Overall, designing a timeless logo requires creativity, research, and a clear understanding of your brand. By following these steps, you can create a logo that represents your brand effectively and resonates with your target audience.
What are 5 rules for creating a good logo design?
A good logo design is crucial for any business or brand that wants to stand out from competitors and leave a lasting impression on customers. Here are five rules to follow if you want to design your logo:
- Keep it simple. A simple logo design is easier to recognize, memorable, and versatile across different mediums. Avoid cluttering your logo with too many elements or complicated designs.
- Make it memorable. A great logo design should be unique, distinctive, and easy to remember. Aim to create a logo that stands out and can be recognized even without the brand name.
- Choose appropriate colors. Colors have a psychological impact on people, and different colors can evoke different emotions.

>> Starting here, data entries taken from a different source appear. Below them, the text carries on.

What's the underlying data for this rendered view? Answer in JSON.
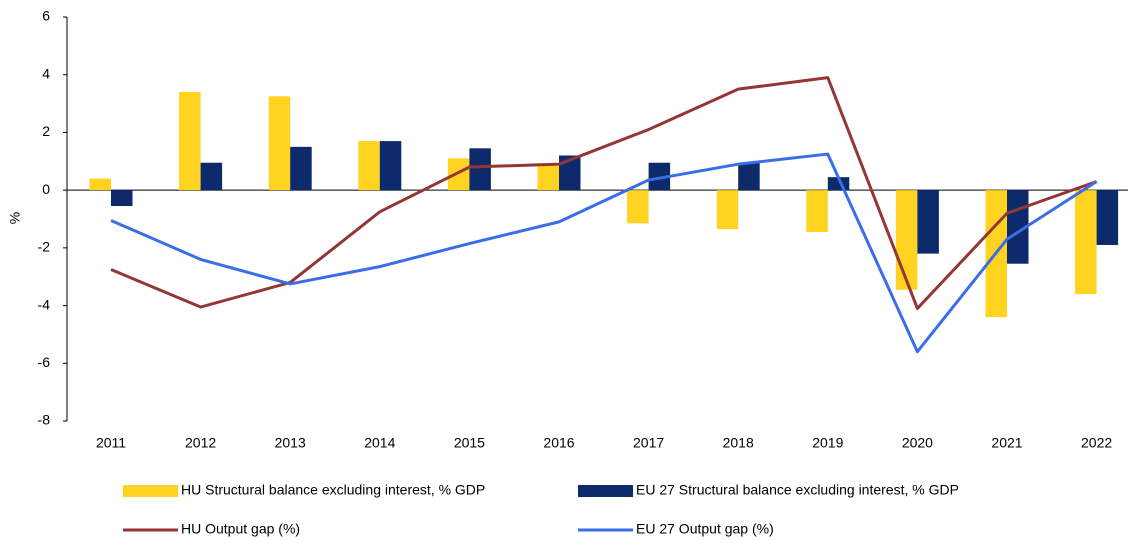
{
  "chart_data": {
    "type": "combo",
    "y_label": "%",
    "categories": [
      "2011",
      "2012",
      "2013",
      "2014",
      "2015",
      "2016",
      "2017",
      "2018",
      "2019",
      "2020",
      "2021",
      "2022"
    ],
    "series": [
      {
        "name": "HU Structural balance excluding interest, % GDP",
        "type": "bar",
        "color": "#FFD320",
        "values": [
          0.4,
          3.4,
          3.25,
          1.7,
          1.1,
          0.9,
          -1.15,
          -1.35,
          -1.45,
          -3.45,
          -4.4,
          -3.6
        ]
      },
      {
        "name": "EU 27 Structural balance excluding interest, % GDP",
        "type": "bar",
        "color": "#0D2B6B",
        "values": [
          -0.55,
          0.95,
          1.5,
          1.7,
          1.45,
          1.2,
          0.95,
          0.95,
          0.45,
          -2.2,
          -2.55,
          -1.9
        ]
      },
      {
        "name": "HU Output gap (%)",
        "type": "line",
        "color": "#943634",
        "values": [
          -2.75,
          -4.05,
          -3.2,
          -0.75,
          0.8,
          0.9,
          2.1,
          3.5,
          3.9,
          -4.1,
          -0.8,
          0.3
        ]
      },
      {
        "name": "EU 27 Output gap (%)",
        "type": "line",
        "color": "#3A6EE8",
        "values": [
          -1.05,
          -2.4,
          -3.25,
          -2.65,
          -1.85,
          -1.1,
          0.35,
          0.9,
          1.25,
          -5.6,
          -1.7,
          0.3
        ]
      }
    ],
    "ylim": [
      -8,
      6
    ],
    "yticks": [
      -8,
      -6,
      -4,
      -2,
      0,
      2,
      4,
      6
    ]
  }
}
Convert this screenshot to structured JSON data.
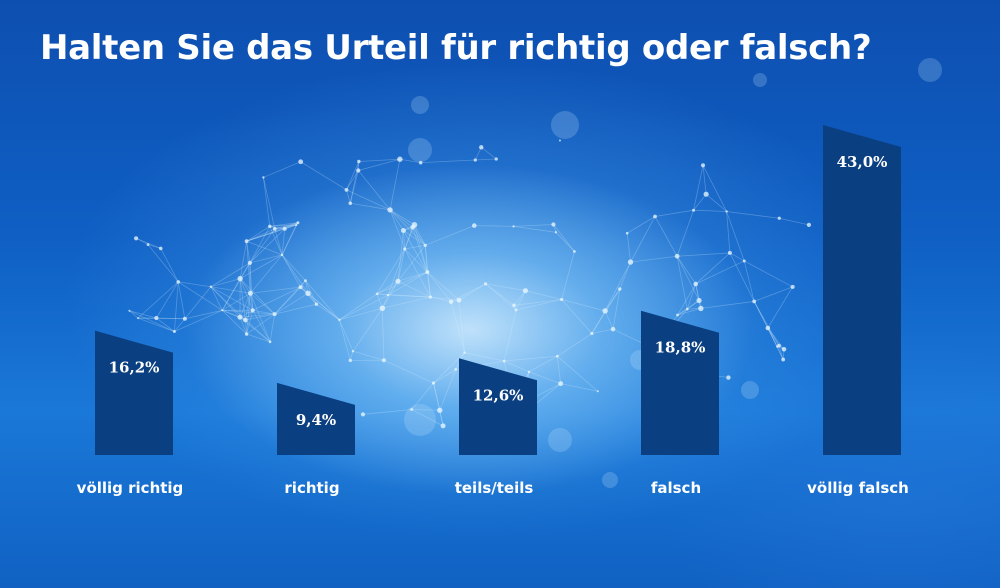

Choose colors that align with your brand values and target audience. Also, keep in mind that a logo should still look good in black and white.
- Ensure it’s scalable. Your logo should be scalable and easily adaptable to different sizes and mediums without losing its quality or legibility. This ensures that your logo remains effective across all platforms.
- Keep it consistent. Your logo is a representation of your brand, and it needs to be consistent across all platforms and mediums. Ensure your logo is used in the same way across all branding materials and that the design remains consistent. This increases brand recognition and builds trust with customers.